Fruit flies have caused home-grown produce to be quarantined in south Perth.

Fruit flies have caused home-grown produce to be quarantined in south Perth. Photo: Getty

A quarantine has been placed over home-grown fruit and vegetables in Perth’s south after an adult Queensland fruit fly (Qfly) was found in a suburban backyard.

The potentially destructive pest was detected after a surveillance trap was set two weeks ago in a residential area in Fremantle.

The Department of Primary Industries and Regional Development issued a quarantine area notice on Saturday, covering all non-commercial and home-grown fruit and fruiting vegetables out of Fremantle, parts of East Fremantle, North Fremantle and White Gum Valley.

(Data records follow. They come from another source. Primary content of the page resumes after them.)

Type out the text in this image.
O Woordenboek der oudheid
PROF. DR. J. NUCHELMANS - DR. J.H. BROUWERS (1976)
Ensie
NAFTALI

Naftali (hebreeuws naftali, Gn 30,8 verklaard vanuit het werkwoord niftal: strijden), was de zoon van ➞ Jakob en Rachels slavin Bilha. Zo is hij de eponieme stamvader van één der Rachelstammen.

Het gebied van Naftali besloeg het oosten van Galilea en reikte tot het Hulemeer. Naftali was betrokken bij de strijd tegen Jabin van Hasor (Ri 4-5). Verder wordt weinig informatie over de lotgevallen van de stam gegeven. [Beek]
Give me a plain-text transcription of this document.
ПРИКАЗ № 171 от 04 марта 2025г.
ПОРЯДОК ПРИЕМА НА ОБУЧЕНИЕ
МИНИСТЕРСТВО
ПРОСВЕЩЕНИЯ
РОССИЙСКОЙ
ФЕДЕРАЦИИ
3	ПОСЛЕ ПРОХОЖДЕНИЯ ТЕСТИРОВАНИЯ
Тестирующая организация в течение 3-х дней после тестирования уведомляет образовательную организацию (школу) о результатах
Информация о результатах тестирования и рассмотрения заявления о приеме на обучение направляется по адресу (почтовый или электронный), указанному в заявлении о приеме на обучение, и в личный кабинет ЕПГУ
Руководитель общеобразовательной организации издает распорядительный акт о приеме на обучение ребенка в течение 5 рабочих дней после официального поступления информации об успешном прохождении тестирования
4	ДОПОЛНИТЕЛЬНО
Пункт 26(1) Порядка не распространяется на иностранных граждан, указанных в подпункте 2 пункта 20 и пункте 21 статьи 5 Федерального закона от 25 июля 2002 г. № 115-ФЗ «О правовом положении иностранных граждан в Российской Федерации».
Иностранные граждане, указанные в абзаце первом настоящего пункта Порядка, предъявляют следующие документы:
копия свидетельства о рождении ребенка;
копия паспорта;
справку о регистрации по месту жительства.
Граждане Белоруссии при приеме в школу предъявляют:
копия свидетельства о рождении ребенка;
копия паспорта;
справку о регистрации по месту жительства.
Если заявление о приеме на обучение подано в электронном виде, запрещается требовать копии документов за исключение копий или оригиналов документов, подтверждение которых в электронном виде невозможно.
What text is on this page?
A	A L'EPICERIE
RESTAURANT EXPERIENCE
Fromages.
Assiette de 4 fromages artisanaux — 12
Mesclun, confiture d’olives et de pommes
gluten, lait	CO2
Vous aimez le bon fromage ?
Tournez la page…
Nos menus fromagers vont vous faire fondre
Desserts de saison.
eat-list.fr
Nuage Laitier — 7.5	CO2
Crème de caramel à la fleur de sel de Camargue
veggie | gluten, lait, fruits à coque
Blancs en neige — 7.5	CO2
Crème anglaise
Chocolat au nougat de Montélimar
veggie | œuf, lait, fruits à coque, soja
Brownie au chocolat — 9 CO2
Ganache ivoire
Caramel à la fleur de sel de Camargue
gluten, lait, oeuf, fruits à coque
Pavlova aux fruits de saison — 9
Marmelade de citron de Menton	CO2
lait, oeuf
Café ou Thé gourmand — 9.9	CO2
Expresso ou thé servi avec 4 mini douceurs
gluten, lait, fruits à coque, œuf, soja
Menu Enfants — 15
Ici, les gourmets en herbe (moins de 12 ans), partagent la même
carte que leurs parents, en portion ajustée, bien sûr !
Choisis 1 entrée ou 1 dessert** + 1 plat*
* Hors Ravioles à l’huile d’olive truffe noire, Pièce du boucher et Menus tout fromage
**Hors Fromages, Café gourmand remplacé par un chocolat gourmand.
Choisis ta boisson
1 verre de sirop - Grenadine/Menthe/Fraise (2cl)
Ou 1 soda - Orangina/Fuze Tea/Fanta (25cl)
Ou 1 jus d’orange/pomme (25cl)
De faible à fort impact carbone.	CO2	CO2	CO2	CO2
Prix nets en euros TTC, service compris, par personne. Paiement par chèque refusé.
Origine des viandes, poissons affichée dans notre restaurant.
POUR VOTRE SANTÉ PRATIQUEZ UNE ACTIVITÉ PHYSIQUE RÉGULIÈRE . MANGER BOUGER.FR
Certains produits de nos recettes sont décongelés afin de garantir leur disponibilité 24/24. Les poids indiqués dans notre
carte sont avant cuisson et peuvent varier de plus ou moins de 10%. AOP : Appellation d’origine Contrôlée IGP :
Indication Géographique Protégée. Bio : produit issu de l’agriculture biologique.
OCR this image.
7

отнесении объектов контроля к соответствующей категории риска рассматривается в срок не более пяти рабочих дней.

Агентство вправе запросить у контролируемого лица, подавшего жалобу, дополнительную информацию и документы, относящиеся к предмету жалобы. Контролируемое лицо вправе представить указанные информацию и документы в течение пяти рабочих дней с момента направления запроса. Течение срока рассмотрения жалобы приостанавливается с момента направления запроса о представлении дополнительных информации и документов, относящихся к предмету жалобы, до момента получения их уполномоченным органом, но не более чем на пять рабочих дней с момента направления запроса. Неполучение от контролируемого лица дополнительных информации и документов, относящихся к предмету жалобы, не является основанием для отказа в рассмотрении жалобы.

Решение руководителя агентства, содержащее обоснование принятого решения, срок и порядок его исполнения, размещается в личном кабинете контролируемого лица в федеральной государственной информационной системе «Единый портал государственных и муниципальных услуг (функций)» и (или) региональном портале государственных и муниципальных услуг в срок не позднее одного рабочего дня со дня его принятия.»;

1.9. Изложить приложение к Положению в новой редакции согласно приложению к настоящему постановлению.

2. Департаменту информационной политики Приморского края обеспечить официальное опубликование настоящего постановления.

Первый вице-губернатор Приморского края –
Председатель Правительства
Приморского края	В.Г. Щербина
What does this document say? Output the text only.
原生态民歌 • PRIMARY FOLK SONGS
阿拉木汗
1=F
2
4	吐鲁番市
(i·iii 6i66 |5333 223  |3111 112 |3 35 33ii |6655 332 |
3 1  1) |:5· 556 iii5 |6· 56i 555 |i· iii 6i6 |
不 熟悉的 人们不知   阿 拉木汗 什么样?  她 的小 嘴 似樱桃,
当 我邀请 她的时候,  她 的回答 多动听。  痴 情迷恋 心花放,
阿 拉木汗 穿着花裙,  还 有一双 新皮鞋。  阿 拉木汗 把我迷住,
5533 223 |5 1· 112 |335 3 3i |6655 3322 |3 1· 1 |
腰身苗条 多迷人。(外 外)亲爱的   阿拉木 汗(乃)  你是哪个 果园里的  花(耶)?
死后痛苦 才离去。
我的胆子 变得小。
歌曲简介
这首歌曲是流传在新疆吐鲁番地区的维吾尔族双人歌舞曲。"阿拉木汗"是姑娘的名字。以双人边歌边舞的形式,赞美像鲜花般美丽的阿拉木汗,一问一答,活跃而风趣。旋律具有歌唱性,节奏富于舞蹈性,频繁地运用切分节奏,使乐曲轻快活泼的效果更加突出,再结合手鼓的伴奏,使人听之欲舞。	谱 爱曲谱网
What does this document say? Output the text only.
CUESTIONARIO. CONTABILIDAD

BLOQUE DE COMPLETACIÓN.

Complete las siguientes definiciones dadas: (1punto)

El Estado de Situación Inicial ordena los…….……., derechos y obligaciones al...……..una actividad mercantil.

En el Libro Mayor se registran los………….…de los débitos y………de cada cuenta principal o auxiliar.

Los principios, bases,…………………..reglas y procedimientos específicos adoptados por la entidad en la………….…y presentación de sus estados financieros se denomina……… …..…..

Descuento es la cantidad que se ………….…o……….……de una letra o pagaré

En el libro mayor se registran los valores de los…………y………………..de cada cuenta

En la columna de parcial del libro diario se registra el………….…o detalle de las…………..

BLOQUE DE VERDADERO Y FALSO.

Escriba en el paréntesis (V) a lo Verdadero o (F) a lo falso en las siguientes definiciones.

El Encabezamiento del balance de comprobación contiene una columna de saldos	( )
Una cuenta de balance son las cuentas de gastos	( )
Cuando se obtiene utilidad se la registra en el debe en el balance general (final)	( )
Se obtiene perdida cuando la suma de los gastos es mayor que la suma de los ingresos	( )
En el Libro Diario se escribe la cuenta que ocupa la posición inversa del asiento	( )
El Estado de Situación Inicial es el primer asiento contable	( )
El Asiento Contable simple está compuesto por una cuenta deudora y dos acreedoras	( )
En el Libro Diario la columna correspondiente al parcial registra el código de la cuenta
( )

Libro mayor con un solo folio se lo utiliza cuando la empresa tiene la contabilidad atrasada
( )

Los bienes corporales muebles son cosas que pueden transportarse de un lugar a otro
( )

Residents are being advised to not place untreated fruit or vegetables into compost, give them away or transport them outside the quarantine zone unless they have been cooked or preserved.

Quarantine officers are baiting trees and backyards near where the fly was found.

A major and serious biosecurity threat in the eastern states, Queensland fruit fly is usually seen on the undersides of leaves or on maturing fruit.

The first sign of damage is in larvae “stung” or infested fruit, when eggs are laid into the produce, causing it to rot as the larvae eat it from the inside.

The Fremantle adult female Qfly was caught in one of more than 1900 traps placed across the Perth metropolitan as an early warning against the pest.

It was last detected in WA in 2016, with three previous incursions eradicated from 1989 to 2011.